Pressão Financeira do Grupo Pão de Açúcar
O Grupo Pão de Açúcar (PCAR3) inicia o ano de 2026 enfrentando uma significativa pressão financeira, com um total de R$ 1,7 bilhão em dívidas a vencer neste ano. A situação é ainda mais agravada pelo fato de a empresa ter encerrado 2025 com um capital circulante negativo de R$ 1,2 bilhão, o que indica que suas obrigações de curto prazo superam os recursos disponíveis em caixa.
Dívidas a Vencer
A maior parte dos vencimentos de dívida está concentrada em debêntures. Em maio, vencerão R$ 511 milhões da 18ª emissão (primeira série). Em julho, a empresa terá que pagar mais R$ 889 milhões da 20ª emissão (segunda série). Somados, esses valores totalizam R$ 1,4 bilhão que precisam ser quitados nos próximos cinco meses.
Além disso, existem aproximadamente R$ 254 milhões da 20ª emissão (terceira série), com vencimentos previstos entre 2026 e 2027, assim como um empréstimo de cerca de R$ 508 milhões, parte dele também com vencimento em curto prazo.
Endividamento e Contingências
O endividamento total da companhia é estimado em torno de R$ 4 bilhões, valor que ultrapassa a capitalização de mercado da empresa, que está próxima de R$ 1,5 bilhão. O balanço financeiro ainda revela R$ 16 bilhões em contingências tributárias classificadas como perdas possíveis, que não estão provisionadas, além de aproximadamente R$ 1 bilhão já provisionado como perda provável.

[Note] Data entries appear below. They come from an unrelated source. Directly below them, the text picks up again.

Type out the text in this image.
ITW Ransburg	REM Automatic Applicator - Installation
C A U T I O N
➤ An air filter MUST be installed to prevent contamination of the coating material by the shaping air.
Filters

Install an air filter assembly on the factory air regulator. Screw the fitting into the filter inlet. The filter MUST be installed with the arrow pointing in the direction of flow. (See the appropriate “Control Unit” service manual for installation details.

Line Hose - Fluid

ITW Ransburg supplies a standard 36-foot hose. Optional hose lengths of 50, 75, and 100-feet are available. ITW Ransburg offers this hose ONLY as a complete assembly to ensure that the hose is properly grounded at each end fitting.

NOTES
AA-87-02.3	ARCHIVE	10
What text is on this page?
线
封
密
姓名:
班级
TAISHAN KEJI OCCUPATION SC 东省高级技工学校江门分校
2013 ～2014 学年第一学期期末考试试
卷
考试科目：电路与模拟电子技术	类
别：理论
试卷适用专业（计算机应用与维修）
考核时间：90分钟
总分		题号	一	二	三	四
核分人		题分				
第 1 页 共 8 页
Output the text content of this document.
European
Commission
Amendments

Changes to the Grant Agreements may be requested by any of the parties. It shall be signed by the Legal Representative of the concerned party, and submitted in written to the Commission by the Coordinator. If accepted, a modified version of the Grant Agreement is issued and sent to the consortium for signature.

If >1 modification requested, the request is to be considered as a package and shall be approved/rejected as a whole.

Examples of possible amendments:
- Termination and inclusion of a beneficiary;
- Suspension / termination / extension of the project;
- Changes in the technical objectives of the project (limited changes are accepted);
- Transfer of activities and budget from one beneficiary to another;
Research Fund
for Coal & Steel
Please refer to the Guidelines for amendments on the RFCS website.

Apesar de a companhia dispor de R$ 1,7 bilhão em ativos fiscais diferidos e cerca de R$ 1,8 bilhão em créditos de PIS/Cofins, a efetivação desses valores está condicionada à geração futura de lucro, criando um cenário de incerteza, especialmente considerando o histórico recente de prejuízos da empresa.
Ações do GPA
O CEO Alexandre Santoro mencionou recentemente que a empresa está em tratativas para alongar suas dívidas junto aos credores. A estratégia traçada pela companhia prevê uma redução de pelo menos R$ 415 milhões na base de custos e despesas operacionais em 2026. Isso incluirá a revisão de contratos de serviços e consultorias, além de um corte significativo nos investimentos.
Os investimentos (capex) devem se situar entre R$ 300 milhões e R$ 350 milhões neste ano, praticamente metade do valor desembolsado anteriormente. A empresa optou pela suspensão de novas expansões e está focada na manutenção de suas lojas atuais. Além disso, a administração da empresa planeja incrementar a rentabilidade das unidades que estão apresentando desempenho inferior ao seu potencial, através da renegociação de contratos de aluguel e ajustes no sortimento de produtos oferecidos.
Perspectivas do Mercado
Para setores do mercado, a mera redução de custos pode não ser suficiente para restaurar o equilíbrio da estrutura de capital da empresa. Gestores estão considerando a hipótese de um aumento de capital pelos acionistas controladores, a família Coelho Diniz, o que poderia resultar na diluição significativa das ações dos investidores já existentes. Um relatório do banco Safra indicou que o consumo de R$ 786 milhões das reservas financeiras ao longo do último ano evidencia uma situação estrutural ainda delicada.
Caminho até a Atual Situação do GPA
A deterioração das operações da empresa nos últimos anos tem sido atribuída à perda de competitividade. A ascensão de redes de atacarejo pressionou as margens no segmento de preços, ao passo que consumidores de maior poder aquisitivo migraram para redes especializadas mais eficientes. Isso deixou a companhia numa posição intermediária difícil de sustentar no mercado.
No que diz respeito ao contexto societário, após anos sob a administração do grupo francês Casino, que enfrentou um endividamento significativo na Europa, a venda ou segregação de ativos relevantes reduziu a diversificação das operações do GPA. Como resultado, a empresa se vê com um portfólio menos diversificado e com um nível mais elevado de alavancagem financeira.